Do we need really need tetrads? OR: Does the No-Go theorem for spinors in curved space only apply to a linear connection?

Question

When I first learned General Relativity, the tetrad formalism was introduced with near simultaneity. I was immediately taught that, to utilize spinors in any way, I had to formulate a local orthonormal frame. I learned to live with that just fine.

Lately, I've been coming across references and methods for utilizing spinors in curved spaces (and oblique coordinates to put it crudely). First I was reading a paper and found references to a paper:

Ogievetskii, V.I. & Polubarinov, I.V.. (1965). ON SPINORS IN GRAVITATION THEORY. Zh. Eksperim. i Teor. Fiz.. Vol: 48.

Where they talk about the no-go theorem only applying to spinors when a linear connection is used. There are quite a few more recent papers talking about utilizing spinors in curved spacetime without tetrads because they're using a nonlinear connection. here and here for instance.

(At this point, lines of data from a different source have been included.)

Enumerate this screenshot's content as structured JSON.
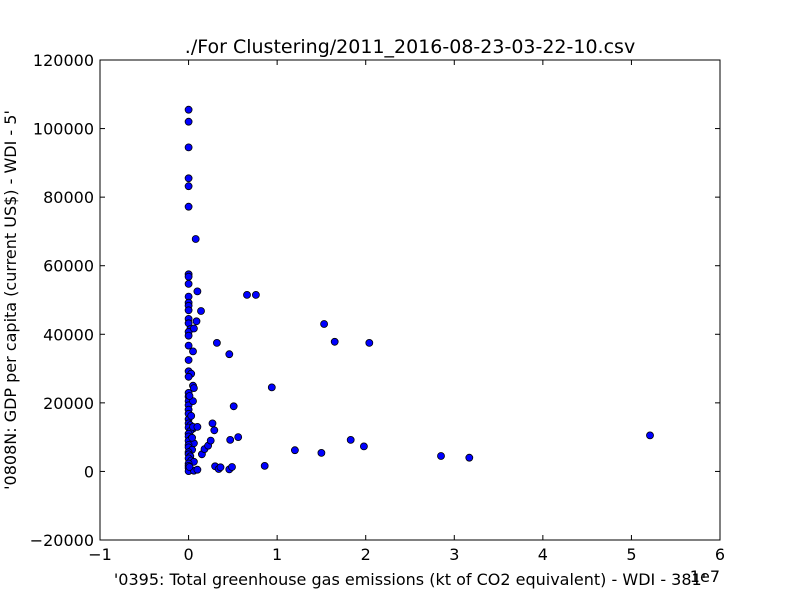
{
  "chart_data": {
    "type": "scatter",
    "title": "./For Clustering/2011_2016-08-23-03-22-10.csv",
    "xlabel": "'0395: Total greenhouse gas emissions  (kt of CO2 equivalent) - WDI - 381'",
    "ylabel": "'0808N: GDP per capita  (current US$) - WDI - 5'",
    "x_offset_label": "1e7",
    "xlim": [
      -1,
      6
    ],
    "ylim": [
      -20000,
      120000
    ],
    "x_ticks": [
      -1,
      0,
      1,
      2,
      3,
      4,
      5,
      6
    ],
    "y_ticks": [
      -20000,
      0,
      20000,
      40000,
      60000,
      80000,
      100000,
      120000
    ],
    "x_tick_labels": [
      "−1",
      "0",
      "1",
      "2",
      "3",
      "4",
      "5",
      "6"
    ],
    "y_tick_labels": [
      "−20000",
      "0",
      "20000",
      "40000",
      "60000",
      "80000",
      "100000",
      "120000"
    ],
    "grid": false,
    "marker_color": "#0000ff",
    "marker_edge": "#000000",
    "series": [
      {
        "points": [
          [
            0.0,
            105500
          ],
          [
            0.0,
            102000
          ],
          [
            0.0,
            94500
          ],
          [
            0.0,
            85500
          ],
          [
            0.0,
            83200
          ],
          [
            0.0,
            77200
          ],
          [
            0.08,
            67800
          ],
          [
            0.0,
            57500
          ],
          [
            0.0,
            56800
          ],
          [
            0.0,
            54700
          ],
          [
            0.0,
            51000
          ],
          [
            0.0,
            49200
          ],
          [
            0.0,
            48300
          ],
          [
            0.0,
            47000
          ],
          [
            0.0,
            44500
          ],
          [
            0.0,
            43200
          ],
          [
            0.02,
            41500
          ],
          [
            0.0,
            40700
          ],
          [
            0.0,
            39600
          ],
          [
            0.0,
            36700
          ],
          [
            0.05,
            35000
          ],
          [
            0.0,
            32500
          ],
          [
            0.0,
            29200
          ],
          [
            0.03,
            28500
          ],
          [
            0.0,
            27600
          ],
          [
            0.05,
            25000
          ],
          [
            0.06,
            24300
          ],
          [
            0.0,
            22900
          ],
          [
            0.0,
            21800
          ],
          [
            0.0,
            20500
          ],
          [
            0.0,
            19300
          ],
          [
            0.0,
            18000
          ],
          [
            0.0,
            16800
          ],
          [
            0.0,
            15200
          ],
          [
            0.0,
            14000
          ],
          [
            0.02,
            13500
          ],
          [
            0.0,
            12800
          ],
          [
            0.05,
            12500
          ],
          [
            0.02,
            11800
          ],
          [
            0.0,
            11000
          ],
          [
            0.0,
            10200
          ],
          [
            0.03,
            9600
          ],
          [
            0.0,
            8900
          ],
          [
            0.06,
            8200
          ],
          [
            0.0,
            7700
          ],
          [
            0.0,
            7000
          ],
          [
            0.04,
            6300
          ],
          [
            0.0,
            5600
          ],
          [
            0.0,
            5000
          ],
          [
            0.02,
            4400
          ],
          [
            0.0,
            3800
          ],
          [
            0.03,
            3200
          ],
          [
            0.06,
            2800
          ],
          [
            0.0,
            2300
          ],
          [
            0.0,
            1600
          ],
          [
            0.0,
            1000
          ],
          [
            0.02,
            500
          ],
          [
            0.0,
            100
          ],
          [
            0.06,
            200
          ],
          [
            0.01,
            1300
          ],
          [
            0.04,
            9800
          ],
          [
            0.05,
            13000
          ],
          [
            0.03,
            16200
          ],
          [
            0.05,
            20500
          ],
          [
            0.01,
            22000
          ],
          [
            0.1,
            52500
          ],
          [
            0.14,
            46800
          ],
          [
            0.09,
            43800
          ],
          [
            0.06,
            41700
          ],
          [
            0.1,
            13000
          ],
          [
            0.1,
            500
          ],
          [
            0.15,
            5000
          ],
          [
            0.18,
            6500
          ],
          [
            0.22,
            7500
          ],
          [
            0.25,
            9000
          ],
          [
            0.27,
            14000
          ],
          [
            0.29,
            12000
          ],
          [
            0.3,
            1500
          ],
          [
            0.32,
            37500
          ],
          [
            0.34,
            700
          ],
          [
            0.36,
            1200
          ],
          [
            0.46,
            34200
          ],
          [
            0.46,
            600
          ],
          [
            0.47,
            9200
          ],
          [
            0.49,
            1300
          ],
          [
            0.51,
            19000
          ],
          [
            0.56,
            10000
          ],
          [
            0.66,
            51500
          ],
          [
            0.76,
            51500
          ],
          [
            0.86,
            1600
          ],
          [
            0.94,
            24500
          ],
          [
            1.2,
            6200
          ],
          [
            1.5,
            5400
          ],
          [
            1.53,
            43000
          ],
          [
            1.65,
            37800
          ],
          [
            1.83,
            9200
          ],
          [
            1.98,
            7300
          ],
          [
            2.04,
            37500
          ],
          [
            2.85,
            4500
          ],
          [
            3.17,
            4000
          ],
          [
            5.21,
            10500
          ]
        ]
      }
    ]
  }
}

I now totally get that you can write a tetrad in Minkowski space in terms of a complex Dirac spinor (I'm still learning the Newman-Penrose formalism, but I think of it kind of as a null vector field); however, the idea of utilizing them in full curved space? I've seen nonlinear connections used in other contexts so it seems kosher to me. Can someone straighten me out on this? Do we really need tetrads?

Answer 1

Tetrads are used to reformulate gravity as a gauge theory in the same way that the other forces are. The idea is that we know how to quantise such gauge theories, and the idea is to use a similar strategy to tackle the quantisation of gravity.

The no-go theorem doesn't apply to connections. Spinors can't always be introduced on a manifold, to do so we require a spin structure, and only certain manifolds allow this, such manifolds are called spin manifolds.